CBIA thanks its members who have taken the time to contact their senators and express concerns with SB-61. Connecticut businesses are struggling in this tough economy and the prospect of having to bear more costs is discouraging. For example, under SB-61:
- Employers (or their insurers) will not be able to require employees to get pre-approval for “routine” medical exams and treatments in workers’ compensation cases.
- “Routine” will be defined as anything recommended by a physician or surgeon.
- Employees will be able to seek routine medical exams and treatments whenever they choose.
- Businesses will be powerless to make sure that injured employees receive only the necessary and appropriate medical care they need in workers’ comp cases.
- State bureaucrats (workers’ compensation commissioners) will decide what the appropriate care is when disputes arise—not physicians and other medical professionals. Something that a physician would deem unnecessary could be transformed into a “routine” treatment by a state bureaucrat.
With these changes, employers’ workers’ comp costs will rise and it will be impossible to predict by how much. By taking away an employer’s right to pre-approve treatments, “routine” treatments of all kinds will be more frequent and may be done without limitation, leaving employers powerless to stop abuses of the system.
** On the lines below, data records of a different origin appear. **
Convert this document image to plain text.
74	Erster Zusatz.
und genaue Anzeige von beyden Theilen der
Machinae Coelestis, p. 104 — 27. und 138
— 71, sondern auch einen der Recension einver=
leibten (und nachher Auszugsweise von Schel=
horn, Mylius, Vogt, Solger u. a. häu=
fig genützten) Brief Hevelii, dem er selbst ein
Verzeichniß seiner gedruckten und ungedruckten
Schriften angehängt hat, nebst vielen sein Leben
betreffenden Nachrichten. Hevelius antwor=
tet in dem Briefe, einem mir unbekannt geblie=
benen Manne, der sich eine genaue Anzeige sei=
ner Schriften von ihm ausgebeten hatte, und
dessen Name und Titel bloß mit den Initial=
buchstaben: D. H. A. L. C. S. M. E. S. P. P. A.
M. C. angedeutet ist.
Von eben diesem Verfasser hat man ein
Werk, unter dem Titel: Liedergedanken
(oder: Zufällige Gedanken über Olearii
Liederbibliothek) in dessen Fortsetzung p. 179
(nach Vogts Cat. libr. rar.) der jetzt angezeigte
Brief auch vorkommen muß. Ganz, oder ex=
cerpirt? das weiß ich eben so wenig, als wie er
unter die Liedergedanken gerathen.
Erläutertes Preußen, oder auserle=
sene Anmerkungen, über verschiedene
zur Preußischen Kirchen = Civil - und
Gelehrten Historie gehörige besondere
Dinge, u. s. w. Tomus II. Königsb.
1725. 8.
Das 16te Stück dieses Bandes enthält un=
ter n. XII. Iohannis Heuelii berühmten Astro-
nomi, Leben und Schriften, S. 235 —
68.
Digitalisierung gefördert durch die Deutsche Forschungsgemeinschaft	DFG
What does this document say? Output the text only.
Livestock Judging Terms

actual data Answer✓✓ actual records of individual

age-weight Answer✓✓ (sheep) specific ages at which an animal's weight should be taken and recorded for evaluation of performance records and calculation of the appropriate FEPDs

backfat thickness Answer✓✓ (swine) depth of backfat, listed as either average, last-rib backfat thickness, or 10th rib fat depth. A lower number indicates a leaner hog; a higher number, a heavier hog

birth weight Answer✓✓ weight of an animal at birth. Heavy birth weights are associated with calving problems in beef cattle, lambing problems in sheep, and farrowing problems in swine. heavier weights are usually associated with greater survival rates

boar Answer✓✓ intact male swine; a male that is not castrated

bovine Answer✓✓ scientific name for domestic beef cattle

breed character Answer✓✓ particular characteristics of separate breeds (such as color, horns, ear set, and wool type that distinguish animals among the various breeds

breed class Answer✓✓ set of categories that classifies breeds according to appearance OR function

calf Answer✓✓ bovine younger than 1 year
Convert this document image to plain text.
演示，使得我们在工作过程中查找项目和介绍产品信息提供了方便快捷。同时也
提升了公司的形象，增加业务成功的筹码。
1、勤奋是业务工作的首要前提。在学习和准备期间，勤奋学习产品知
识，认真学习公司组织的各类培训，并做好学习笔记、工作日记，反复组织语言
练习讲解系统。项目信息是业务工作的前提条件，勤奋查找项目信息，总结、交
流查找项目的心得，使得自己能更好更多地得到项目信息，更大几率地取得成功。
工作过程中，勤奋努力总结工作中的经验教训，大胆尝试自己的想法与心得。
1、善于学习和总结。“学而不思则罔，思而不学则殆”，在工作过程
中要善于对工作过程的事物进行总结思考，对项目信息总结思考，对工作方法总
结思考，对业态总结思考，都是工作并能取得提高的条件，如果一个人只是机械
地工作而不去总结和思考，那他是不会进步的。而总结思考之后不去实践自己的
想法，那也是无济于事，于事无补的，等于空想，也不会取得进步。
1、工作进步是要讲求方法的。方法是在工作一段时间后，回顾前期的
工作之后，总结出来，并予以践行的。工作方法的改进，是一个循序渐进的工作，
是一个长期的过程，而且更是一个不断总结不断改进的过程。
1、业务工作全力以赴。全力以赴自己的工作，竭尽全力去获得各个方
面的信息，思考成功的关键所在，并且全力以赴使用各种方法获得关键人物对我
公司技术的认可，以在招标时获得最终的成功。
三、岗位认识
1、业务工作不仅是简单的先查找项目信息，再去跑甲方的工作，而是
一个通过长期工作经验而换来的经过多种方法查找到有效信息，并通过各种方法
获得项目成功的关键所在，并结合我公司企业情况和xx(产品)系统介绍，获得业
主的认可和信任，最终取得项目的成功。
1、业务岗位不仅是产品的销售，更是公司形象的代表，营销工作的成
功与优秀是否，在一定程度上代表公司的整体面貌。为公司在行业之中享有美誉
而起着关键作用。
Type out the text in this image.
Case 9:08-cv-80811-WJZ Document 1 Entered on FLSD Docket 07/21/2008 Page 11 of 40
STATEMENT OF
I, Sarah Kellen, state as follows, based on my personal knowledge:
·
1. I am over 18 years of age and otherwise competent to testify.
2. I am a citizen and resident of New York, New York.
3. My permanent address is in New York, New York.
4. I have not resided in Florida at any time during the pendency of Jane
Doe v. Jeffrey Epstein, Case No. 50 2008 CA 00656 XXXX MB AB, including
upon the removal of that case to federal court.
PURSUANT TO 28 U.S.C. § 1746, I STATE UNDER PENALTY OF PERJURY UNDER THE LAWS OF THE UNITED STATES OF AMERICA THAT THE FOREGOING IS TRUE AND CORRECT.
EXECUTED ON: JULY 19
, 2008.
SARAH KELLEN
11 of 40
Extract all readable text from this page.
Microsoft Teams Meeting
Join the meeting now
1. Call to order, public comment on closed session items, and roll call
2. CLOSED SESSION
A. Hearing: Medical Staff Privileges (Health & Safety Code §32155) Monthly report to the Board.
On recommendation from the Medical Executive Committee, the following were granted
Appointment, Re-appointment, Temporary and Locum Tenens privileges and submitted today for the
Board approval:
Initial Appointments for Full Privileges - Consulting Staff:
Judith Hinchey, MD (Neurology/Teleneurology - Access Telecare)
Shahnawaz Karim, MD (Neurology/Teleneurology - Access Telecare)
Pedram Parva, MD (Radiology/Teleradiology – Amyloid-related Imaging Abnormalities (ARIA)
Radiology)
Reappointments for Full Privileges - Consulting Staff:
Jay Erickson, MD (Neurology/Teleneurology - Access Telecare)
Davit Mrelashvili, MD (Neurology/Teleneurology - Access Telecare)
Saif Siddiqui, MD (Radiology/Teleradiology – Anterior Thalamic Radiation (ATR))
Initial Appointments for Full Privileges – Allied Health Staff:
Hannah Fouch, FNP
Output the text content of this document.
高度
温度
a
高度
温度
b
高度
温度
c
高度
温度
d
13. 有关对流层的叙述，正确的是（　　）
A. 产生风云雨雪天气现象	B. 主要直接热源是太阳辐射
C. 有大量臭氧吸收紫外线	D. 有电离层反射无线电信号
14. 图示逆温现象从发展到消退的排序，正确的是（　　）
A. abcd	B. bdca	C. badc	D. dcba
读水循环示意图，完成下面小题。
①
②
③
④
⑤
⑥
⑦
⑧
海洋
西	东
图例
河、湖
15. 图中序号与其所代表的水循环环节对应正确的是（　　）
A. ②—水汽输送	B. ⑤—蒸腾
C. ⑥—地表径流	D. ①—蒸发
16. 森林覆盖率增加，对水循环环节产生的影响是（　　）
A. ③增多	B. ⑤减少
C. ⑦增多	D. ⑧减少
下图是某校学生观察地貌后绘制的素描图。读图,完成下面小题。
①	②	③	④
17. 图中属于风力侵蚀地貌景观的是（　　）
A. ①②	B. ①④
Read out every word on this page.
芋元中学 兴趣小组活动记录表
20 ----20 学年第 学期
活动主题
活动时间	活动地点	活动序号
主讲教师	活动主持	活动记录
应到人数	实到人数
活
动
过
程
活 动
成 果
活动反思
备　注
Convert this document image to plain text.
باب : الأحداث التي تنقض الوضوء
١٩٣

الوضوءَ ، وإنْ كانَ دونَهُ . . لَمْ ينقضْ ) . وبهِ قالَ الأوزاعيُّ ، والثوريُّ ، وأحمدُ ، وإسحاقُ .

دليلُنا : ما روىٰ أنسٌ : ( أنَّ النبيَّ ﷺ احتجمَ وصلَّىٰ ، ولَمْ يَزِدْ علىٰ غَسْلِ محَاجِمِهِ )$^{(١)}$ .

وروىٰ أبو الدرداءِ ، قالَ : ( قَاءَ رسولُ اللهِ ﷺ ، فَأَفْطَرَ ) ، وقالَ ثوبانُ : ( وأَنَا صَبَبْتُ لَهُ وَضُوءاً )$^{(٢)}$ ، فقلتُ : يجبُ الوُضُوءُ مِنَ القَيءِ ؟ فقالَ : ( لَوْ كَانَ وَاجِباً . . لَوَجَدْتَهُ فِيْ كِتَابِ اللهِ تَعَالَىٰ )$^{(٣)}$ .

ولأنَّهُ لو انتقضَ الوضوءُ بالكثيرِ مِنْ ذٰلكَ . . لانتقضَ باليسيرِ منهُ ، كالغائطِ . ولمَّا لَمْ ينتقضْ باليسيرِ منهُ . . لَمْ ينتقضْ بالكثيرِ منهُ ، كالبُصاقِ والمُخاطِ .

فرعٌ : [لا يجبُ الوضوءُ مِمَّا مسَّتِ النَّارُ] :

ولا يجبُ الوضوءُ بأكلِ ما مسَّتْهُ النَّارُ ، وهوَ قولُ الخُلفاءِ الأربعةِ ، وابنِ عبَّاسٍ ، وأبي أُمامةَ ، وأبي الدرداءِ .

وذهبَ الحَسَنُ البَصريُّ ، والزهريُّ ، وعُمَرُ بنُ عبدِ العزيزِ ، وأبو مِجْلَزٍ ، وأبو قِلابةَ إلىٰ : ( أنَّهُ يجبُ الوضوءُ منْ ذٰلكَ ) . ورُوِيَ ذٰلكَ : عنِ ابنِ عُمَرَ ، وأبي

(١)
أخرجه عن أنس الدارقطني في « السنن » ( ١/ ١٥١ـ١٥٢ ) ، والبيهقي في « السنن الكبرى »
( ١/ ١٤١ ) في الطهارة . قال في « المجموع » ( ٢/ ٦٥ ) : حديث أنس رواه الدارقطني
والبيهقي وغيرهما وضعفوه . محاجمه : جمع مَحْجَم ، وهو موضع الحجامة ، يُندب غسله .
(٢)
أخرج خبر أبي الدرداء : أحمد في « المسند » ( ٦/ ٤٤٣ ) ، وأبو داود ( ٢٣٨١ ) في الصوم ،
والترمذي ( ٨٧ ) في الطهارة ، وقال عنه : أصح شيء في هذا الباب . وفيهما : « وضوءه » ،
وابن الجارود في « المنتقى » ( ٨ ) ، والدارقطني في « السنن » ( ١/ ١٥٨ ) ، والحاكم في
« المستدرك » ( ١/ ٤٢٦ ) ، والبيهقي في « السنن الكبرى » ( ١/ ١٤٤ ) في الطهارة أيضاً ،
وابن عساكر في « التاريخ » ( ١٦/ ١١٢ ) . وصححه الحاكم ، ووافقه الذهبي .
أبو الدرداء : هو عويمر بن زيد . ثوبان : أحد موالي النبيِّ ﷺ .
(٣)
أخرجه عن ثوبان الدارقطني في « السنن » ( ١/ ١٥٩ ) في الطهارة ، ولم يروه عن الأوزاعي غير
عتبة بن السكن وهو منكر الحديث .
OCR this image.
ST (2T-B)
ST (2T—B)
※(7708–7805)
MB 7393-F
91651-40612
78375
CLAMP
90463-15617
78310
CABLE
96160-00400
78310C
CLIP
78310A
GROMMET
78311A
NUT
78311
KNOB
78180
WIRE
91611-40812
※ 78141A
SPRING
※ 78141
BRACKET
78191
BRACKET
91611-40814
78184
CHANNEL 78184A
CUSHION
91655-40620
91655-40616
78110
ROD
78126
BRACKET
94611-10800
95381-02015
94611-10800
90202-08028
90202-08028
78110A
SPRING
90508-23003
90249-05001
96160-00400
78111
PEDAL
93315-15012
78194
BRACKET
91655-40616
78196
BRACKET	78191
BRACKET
SB-61 is wrong for many reasons—medical decisions should be made by health care professionals, and pre-approvals are a necessary part of the workers’ compensation health care system to ensure that treatment costs are kept in line.
Instead, SB-61 opens the door to much higher workers’ comp costs for employers and the system overall. This is the year that state legislators said they would focus on jobs—ways to save and create them. Instead, proposals such as SB-61 only work against jobs by needlessly raising business costs.
There have been some attempts made to address the concerns of the business community, but at press time such an amendment had not been seen.
CBIA continues to encourage its members to contact legislators and urge them to oppose SB-61. Connecticut is nationally known and highly regarded for its workers’ compensation system.
Landmark reforms made by the legislature in the 1990s to fix Connecticut’s system have helped to control costs, improve efficiency and curb abuses. Lawmakers should not try to throw away those reforms and “fix” something that’s not broken. Instead, they should be focusing on ways to keep the costs of doing business in Connecticut under control.